Gower was also hospitable to his nephews Richard Emptage Gower and Charles Foote Gower. In the Essex Record Office (D/DU 456/2) is a letter written by them from Great Totham to their father, R. H. Gower, on 7 June 1818. The boys were then about 13 and 11 years old.

We have had a very grand ball at Totham. There were about 9 couple. We began dancing at about 8 oclock, left off about half past twelve, and went to bed between 3 and 4 in the morning. There were 17 different country dances, and we went down every one. We danced in the drawingroom, and were attended by two musicians, one plaied the violin, and the other the tambarine… I forgot to tell you that after our dance we had a most elegant Supper.
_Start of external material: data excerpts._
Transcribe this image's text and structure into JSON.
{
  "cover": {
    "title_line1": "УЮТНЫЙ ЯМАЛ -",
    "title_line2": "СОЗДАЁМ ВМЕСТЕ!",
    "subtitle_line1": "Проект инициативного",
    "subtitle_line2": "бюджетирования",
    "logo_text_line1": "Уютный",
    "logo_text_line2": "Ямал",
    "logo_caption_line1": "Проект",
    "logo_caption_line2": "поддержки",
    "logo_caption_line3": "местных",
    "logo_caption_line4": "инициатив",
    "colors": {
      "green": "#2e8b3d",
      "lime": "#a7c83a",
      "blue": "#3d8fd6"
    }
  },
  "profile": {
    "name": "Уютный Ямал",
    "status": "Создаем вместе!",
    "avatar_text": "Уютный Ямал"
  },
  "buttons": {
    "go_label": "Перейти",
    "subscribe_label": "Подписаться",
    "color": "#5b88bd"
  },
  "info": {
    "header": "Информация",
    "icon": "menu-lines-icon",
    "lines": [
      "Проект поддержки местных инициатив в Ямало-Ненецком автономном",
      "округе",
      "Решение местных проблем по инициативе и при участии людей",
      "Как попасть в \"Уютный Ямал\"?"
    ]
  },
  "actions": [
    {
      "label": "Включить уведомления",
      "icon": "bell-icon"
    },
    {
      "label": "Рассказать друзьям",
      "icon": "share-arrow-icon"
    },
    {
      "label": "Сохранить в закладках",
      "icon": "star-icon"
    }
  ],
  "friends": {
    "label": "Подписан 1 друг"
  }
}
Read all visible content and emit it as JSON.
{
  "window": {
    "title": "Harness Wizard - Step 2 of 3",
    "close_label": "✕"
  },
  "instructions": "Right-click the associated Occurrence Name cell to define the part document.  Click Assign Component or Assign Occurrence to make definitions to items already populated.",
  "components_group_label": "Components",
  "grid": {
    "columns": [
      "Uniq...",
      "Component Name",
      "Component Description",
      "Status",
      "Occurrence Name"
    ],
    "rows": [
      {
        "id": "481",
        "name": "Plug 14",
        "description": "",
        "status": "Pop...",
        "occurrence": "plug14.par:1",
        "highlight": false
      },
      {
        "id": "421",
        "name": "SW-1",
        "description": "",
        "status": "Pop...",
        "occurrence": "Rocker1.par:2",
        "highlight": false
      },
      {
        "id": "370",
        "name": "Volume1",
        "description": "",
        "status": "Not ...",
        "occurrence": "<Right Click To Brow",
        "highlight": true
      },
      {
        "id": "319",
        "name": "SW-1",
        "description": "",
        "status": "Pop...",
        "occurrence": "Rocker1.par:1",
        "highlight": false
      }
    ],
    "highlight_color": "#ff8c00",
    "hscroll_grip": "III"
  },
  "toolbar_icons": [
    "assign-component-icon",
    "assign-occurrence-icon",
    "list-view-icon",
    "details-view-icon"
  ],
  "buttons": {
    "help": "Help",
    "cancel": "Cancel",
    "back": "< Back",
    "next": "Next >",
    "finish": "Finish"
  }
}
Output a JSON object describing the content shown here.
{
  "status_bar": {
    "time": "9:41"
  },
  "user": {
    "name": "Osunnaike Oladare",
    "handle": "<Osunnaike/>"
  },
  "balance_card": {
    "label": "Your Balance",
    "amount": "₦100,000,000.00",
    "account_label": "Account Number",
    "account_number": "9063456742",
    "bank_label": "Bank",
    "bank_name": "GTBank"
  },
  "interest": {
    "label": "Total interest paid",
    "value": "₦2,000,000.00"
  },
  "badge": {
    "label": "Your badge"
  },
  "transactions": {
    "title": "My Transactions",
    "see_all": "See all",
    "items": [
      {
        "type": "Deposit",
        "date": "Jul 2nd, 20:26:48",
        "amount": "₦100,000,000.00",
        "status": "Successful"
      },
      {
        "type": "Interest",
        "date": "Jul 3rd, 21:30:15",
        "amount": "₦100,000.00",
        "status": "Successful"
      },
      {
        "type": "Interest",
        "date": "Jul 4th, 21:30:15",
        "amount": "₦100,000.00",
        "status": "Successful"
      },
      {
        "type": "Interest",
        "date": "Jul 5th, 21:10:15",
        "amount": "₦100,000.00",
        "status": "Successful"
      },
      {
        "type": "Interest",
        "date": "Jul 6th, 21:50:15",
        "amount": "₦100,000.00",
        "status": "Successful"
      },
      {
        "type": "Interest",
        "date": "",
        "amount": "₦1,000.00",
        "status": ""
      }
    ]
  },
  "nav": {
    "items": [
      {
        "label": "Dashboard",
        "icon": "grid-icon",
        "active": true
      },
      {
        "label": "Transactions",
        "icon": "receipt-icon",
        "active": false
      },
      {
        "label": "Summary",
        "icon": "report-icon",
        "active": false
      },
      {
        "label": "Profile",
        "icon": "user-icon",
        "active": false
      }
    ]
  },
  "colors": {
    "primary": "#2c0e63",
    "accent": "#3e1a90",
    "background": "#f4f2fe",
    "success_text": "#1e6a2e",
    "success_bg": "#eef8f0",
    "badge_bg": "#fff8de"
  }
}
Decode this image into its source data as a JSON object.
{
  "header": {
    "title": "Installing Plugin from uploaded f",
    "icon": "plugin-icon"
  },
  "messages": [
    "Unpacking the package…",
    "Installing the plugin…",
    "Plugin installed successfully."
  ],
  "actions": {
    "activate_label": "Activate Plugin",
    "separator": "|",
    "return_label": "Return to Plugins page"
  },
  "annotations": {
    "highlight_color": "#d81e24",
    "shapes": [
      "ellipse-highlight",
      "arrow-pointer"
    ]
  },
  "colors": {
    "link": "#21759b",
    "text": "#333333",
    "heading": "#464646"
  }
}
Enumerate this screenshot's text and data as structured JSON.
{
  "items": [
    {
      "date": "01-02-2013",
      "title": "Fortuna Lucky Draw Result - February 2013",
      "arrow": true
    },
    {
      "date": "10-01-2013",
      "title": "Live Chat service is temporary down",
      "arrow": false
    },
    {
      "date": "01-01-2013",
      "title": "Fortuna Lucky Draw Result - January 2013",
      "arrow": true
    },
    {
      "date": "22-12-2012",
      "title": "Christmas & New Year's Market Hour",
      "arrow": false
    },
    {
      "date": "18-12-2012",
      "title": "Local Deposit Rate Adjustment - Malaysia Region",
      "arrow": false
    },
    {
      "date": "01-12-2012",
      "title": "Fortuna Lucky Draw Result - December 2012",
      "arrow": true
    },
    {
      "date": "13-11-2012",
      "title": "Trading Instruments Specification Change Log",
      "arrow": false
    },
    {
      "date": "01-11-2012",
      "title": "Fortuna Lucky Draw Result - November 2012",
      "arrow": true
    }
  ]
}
When you write again you must tell us whether you have cut any cucumbers.

A less amusing aspect of life came to the surface in 1843 when Gower, then 80 years of age, was the subject of a violent robbery. As he was walking through South Wood towards Maldon he was knocked down from behind and a sack thrown over his head. One man knelt upon his breast and another rifled through his pockets, taken a sovereign, a pair of spectacles, and other items. He begged his assailants not to take his watch, as this was a family heirloom, and they did not do so. Two men were arrested, William Carlow and Nehemiah Bacon. One was carrying a basket containing a piece of sacking similar to that which had been placed over Gower’s head, and shortly afterwards another basket was found which contained a knife bearing the initials and name of Carlow on its handle. Furthermore, Bacon made a violent resistance when taken into custody. But at their trial (reported in The Times, 13 December 1843), the men were acquitted; witnesses testified that at the time of the attack the two men were at work at a farmer’s in the neighbourhood.